Cluster randomized trial; Stepped wedge design; Prevention trials.

Abstract

Cluster randomized trials (CRT) are often used to evaluate therapies or interventions in situations where individual randomization is not possible or not desirable for logistic, financial or ethical reasons. While a significant and rapidly growing body of literature exists on CRTs utilizing a “parallel” design (i.e. I clusters randomized to each treatment), only a few examples of CRTs using crossover designs have been described. In this article we discuss the design and analysis of a particular type of crossover CRT – the stepped wedge – and provide an example of its use.

1. Introduction

Cluster (or community, or group) randomized trials (CRT) are distinguished by the fact that individuals are randomized in groups rather than individually. CRTs have been used to evaluate antismoking interventions [1,2], methods of preventing human immunodeficiency virus (HIV) and other sexually transmitted diseases (STDs) [3,4], and in a number of other contexts [5,6]. Cluster designs may be chosen because the intervention can only be administered on a community-wide scale (e.g. [7]), or to minimize contamination ([8]), or for other logistic, financial or ethical reasons. From a statistical viewpoint, the key characteristic of CRTs is that the individual units within a cluster are correlated and this feature must be incorporated into power calculations and the trial analysis.

CRTs often employ a parallel design: for a two-arm study with 2I independent clusters, I clusters are randomly assigned to each intervention at a single time point. If the cluster sizes are all equal, a two-sample t-test may be used to compare cluster-level mean responses between the intervention groups. If there are more than 2 treatment arms, a oneway analysis of variance may be used. Sometimes the communities are matched and randomization is done within the matched sets. In that case, a paired analysis (e.g. paired t-test) is used. When cluster sizes vary, individual level analyses using generalized estimating equations [17] or random effects models [16] may be used. Statistical aspects of the design and analysis of parallel CRTs have been widely discussed (e.g. [9,10]).

In contrast, crossover designs are less commonly used in CRTs (three examples are [6,11,12]). A crossover CRT requires fewer clusters than a parallel design but may take twice as long (or longer) to complete (since each cluster receives both the treatment and control interventions). If the intervention requires a lengthy follow up period, then this fact alone might make a crossover design impractical. In a standard crossover design the order of the interventions is randomized for each cluster and a time period (called the “washout” period) is often included between the two interventions so that the first intervention does not affect the second. Analysis of a standard crossover design focuses on within-cluster comparisons using a paired t-test.

A stepped wedge design [13] is a type of crossover design in which different clusters cross over (switch treatments) at different time points. In addition, the clusters cross over in one direction only — typically, from control to intervention. The first time point usually corresponds to a baseline measurement where none of the clusters receive the intervention of interest. At subsequent time points, clusters initiate the intervention of interest and the response to the intervention is measured. More than one cluster may start the intervention at a time point, but the time at which a cluster begins the intervention is randomized. Fig. 1 illustrates the differences between the parallel, traditional crossover and stepped wedge designs.

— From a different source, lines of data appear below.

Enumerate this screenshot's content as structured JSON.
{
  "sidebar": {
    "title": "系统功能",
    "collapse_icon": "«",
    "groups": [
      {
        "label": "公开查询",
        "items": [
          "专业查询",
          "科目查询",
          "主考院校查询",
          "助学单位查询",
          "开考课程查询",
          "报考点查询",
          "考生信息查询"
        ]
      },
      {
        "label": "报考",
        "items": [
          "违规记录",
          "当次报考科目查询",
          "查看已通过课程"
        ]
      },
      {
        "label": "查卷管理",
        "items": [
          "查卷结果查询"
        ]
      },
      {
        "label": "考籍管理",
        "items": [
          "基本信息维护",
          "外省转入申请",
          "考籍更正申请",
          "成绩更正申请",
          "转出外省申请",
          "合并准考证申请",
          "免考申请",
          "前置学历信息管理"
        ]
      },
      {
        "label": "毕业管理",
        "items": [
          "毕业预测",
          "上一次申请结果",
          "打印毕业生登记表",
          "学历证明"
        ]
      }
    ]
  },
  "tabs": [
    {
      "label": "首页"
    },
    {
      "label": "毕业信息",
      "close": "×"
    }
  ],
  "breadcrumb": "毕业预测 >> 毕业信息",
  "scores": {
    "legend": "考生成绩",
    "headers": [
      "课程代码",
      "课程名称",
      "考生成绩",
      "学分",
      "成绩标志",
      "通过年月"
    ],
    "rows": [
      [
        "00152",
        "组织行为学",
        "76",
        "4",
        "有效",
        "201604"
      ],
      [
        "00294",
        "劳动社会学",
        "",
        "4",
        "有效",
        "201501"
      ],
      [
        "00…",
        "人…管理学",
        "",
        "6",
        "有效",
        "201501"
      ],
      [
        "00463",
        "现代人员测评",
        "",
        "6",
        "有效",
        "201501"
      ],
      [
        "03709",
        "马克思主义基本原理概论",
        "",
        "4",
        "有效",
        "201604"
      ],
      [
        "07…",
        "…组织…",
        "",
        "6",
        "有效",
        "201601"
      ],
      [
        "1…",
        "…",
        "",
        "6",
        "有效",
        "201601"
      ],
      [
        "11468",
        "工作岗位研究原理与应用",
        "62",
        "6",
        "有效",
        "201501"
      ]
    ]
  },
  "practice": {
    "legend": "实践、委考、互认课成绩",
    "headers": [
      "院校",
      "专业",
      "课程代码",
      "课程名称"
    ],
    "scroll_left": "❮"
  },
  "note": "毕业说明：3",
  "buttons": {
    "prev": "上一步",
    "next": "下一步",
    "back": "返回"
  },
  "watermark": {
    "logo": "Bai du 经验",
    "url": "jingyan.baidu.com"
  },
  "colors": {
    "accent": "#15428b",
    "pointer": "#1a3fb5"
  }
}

Although the stepped wedge design extends the length of a randomized trial due to the presence of multiple time intervals, the nature of the design may be beneficial in certain settings. In a parallel or traditional crossover design, the intervention must be implemented in half of the total clusters simultaneously. However, limited resources or geographical constraints may make this logistically impossible (e.g. [13]). The stepped wedge design allows the researcher to implement the intervention in a smaller fraction of the clusters at each time point. Another unique feature of the stepped wedge design is that the crossover is unidirectional. All clusters eventually receive the intervention and, in particular, the intervention is never removed once it has been implemented (at least over the course of the trial) which may alleviate ethical and/or community concerns. This makes the stepped wedge design particularly useful for evaluating the population-level impact of an intervention that has been shown to be effective in an individually randomized trial. The unidirectional aspect of the crossover does, however, complicate the analysis since the treatment effect can no longer be estimated exclusively from within-cluster comparisons. More details on the analysis of such trials are provided below.

…

2. Example — partner notification

…

3. Statistical issues

In this section we examine a number of issues related to the design and analysis of stepped wedge CRTs.

…

4. Discussion

Using theoretical calculations and simulation we have investigated statistical characteristics of the stepped wedge design for cluster randomized trials. In particular, we have outlined a procedure for computing power in such trials and investigated the effect of varying intercluster correlation, number of randomization steps and treatment delay on trial power. The design is relatively insensitive to variations in the intercluster correlation. We also found that, for a fixed number of clusters, power decreases as the number of randomization steps decreases. Most of the power loss is due to a reduction in the number of measurement times rather than the reduction in randomization steps, per se. However, in practice, the optimal situation of having one cluster randomized to the intervention at each time point may be infeasible. A practical strategy is simply to maximize the number of time intervals given constraints on the number of clusters that can logistically be started at one time point and the desired length of the trial.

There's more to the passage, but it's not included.